Ясно, что такой политический глобализм – патология. Будущие глобальные процессы предстоит осмыслить с точки зрения возможностей их поворота в сторону массовых интересов и демократического контроля за действиями оторвавшихся от общественности и своекорыстных элит.

Евреи в однополярном мире

С. 66. Еврейский вопрос сегодня табуирован; те, кого пугает деликатность темы, вольно или невольно делают его монополией пещерного антисемитизма.

Кажется, евреям самой судьбой определено быть «глобалистами». Сама двусмысленность их положения в качестве личностей, издавна пребывающих на рубеже культур, не до конца натурализованных в среде обитания и не до конца принятых ею, формирует психологию той самой остранённости, которую выше мы определили как главную субъективную предпосылку глобализации.

Сегодня евреи фанатично полюбили Америку. Разговор с современным еврейским интеллектуалом почти всегда кончается восхвалением американской миссии в мире и презрительными эпитетами в адрес архаичных патриотов, сопротивляющихся глобальному велению нашего времени, которое и олицетворяется этой миссией. Любые сомнения в американском праве мироустраивать нашу планету воспринимаются с живостью оскорблённого чувства, так что напрашивается мысль о том, что сегодня именно США представляют «обетованную землю» еврейства. Чем же объяснить такую далёкую от плюрализма позицию, связанную с готовностью класть яйца в одну корзину или, иными словами, разделять риск американской мироустроительной авантюры?

С. 68. Гарантии для евреев в этом полоном подозрительности мире связаны с американским глобальным присутствием. Соответственно, все национальные суверенитеты, способные оспаривать это присутствие, должны быть предельно ослаблены, а американский мировой контроль должен становиться вездесущим и всепроникающим.

В самом деле, если надежды возлагаются на американский глобальный протекторат, то необходимо во всём мире по возможности ослаблять и подрывать позиции национальных государств и стоящей за ними «оборонческий» патриотической позиции. Люди, сохранившие такую позицию, теперь воспринимаются одновременно и как враги Америки и как враги евреев – злобное красно-коричневое большинство, препятствующее окончательному решению мироустроительной проблемы на единственно верный лад.

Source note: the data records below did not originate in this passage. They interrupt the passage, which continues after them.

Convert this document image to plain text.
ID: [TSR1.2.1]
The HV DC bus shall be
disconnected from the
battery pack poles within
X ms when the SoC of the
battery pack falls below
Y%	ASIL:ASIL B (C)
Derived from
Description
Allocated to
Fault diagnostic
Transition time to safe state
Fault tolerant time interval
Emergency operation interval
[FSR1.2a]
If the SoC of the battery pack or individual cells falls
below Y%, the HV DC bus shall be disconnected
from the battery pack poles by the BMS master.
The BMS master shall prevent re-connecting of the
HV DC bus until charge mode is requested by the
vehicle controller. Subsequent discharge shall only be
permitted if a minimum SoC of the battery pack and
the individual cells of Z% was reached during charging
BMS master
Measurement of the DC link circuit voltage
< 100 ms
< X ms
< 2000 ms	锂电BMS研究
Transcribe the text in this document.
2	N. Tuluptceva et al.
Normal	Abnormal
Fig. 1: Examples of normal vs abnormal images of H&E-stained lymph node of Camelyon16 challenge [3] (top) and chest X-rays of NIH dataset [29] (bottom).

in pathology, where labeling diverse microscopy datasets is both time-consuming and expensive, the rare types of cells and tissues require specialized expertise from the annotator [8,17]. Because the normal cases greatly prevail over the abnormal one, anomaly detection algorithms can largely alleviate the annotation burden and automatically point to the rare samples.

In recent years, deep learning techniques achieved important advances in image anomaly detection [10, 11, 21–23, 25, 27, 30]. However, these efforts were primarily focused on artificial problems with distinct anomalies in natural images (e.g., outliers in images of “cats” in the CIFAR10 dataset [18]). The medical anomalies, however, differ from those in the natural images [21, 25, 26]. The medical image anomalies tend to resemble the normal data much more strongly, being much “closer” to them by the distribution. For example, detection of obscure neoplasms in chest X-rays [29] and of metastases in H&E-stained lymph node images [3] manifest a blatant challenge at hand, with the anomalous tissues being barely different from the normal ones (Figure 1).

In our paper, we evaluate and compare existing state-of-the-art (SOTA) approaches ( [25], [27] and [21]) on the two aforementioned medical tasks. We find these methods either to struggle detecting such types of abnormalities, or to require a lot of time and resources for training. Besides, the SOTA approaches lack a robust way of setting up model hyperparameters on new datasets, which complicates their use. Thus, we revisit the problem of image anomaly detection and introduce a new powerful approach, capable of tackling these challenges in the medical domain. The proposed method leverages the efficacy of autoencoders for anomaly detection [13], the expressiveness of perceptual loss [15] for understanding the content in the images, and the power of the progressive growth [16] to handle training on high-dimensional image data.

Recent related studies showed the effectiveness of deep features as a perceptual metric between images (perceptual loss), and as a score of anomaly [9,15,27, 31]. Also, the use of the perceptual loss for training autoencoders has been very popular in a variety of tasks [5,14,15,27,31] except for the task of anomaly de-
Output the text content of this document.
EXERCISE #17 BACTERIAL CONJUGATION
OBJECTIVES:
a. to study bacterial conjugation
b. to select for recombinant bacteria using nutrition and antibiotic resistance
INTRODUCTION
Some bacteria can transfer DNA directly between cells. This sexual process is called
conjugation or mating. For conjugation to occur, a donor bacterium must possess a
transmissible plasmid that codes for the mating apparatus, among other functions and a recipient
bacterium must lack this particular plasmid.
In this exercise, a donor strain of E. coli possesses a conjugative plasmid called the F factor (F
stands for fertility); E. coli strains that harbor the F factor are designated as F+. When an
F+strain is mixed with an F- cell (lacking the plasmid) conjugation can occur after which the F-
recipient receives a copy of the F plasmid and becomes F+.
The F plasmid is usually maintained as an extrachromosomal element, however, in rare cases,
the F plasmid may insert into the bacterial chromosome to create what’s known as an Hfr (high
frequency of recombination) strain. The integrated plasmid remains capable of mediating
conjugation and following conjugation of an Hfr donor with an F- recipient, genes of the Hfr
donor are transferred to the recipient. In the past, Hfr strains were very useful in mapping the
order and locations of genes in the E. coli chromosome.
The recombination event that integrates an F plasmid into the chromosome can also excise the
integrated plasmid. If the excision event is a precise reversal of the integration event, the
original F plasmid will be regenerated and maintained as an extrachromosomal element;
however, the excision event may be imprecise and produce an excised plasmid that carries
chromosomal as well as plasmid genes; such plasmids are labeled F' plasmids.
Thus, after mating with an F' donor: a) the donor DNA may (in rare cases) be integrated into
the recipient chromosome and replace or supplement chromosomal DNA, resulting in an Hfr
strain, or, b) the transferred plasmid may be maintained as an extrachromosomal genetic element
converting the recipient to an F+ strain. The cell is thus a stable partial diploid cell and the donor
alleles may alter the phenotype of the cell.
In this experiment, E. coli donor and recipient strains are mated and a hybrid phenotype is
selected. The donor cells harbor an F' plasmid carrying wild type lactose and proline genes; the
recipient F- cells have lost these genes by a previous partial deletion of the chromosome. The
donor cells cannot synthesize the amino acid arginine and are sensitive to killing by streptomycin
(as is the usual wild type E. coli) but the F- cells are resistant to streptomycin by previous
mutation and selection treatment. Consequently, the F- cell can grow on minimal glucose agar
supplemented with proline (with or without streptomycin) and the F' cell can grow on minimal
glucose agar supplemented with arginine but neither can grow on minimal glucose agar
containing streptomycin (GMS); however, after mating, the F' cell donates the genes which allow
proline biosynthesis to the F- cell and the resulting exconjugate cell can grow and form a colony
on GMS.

Зададимся вопросом: а не имеем ли мы дело с новым преждевременным вынесением окончательного приговора всей человеческой истории? Не имеет ли здесь место торопливое подталкивание человечества к финалу, который его не устроит и на самом деле финалом не является?

С. 71. Нынешний американоцентризм демонстрирует не столько сентиментальную восторженность и умилительность, сколько упоение силою и властью.

… Столь откровенного упоения силой и успехом, превращаемых в абсолютные и самоценные показатели добротности, в окончательные критерии того, кто достоин существования на земле, а кто нет, история человечества ещё не знала. Не заключён лир в такой позиции – а многие еврейские теоретики и публицисты не гнушаются выступать в роли авангардистов этой позиции – двойной риск.

Во- первых, это риск подтвердить наихудшие опасения «туземного населения» в отношении евреев и их сектантской «морали для своих», иными словами – подтвердить наихудшие презумпции антисемитизма.

Во-вторых, это риск внутренний, касающийся уже собственно духовной перспективы и репутации еврейства в мире.

Способно ли вполне рационалистическое и прагматическое сознание рождать великие откровения в культуре? Не грозит ли нам утрата второго измерения, восходящего к иудео-христианской мистике, к горним высотам, одновременно и утратой большого творческого вдохновения и превращением всех отраслей культуры в служение пользе?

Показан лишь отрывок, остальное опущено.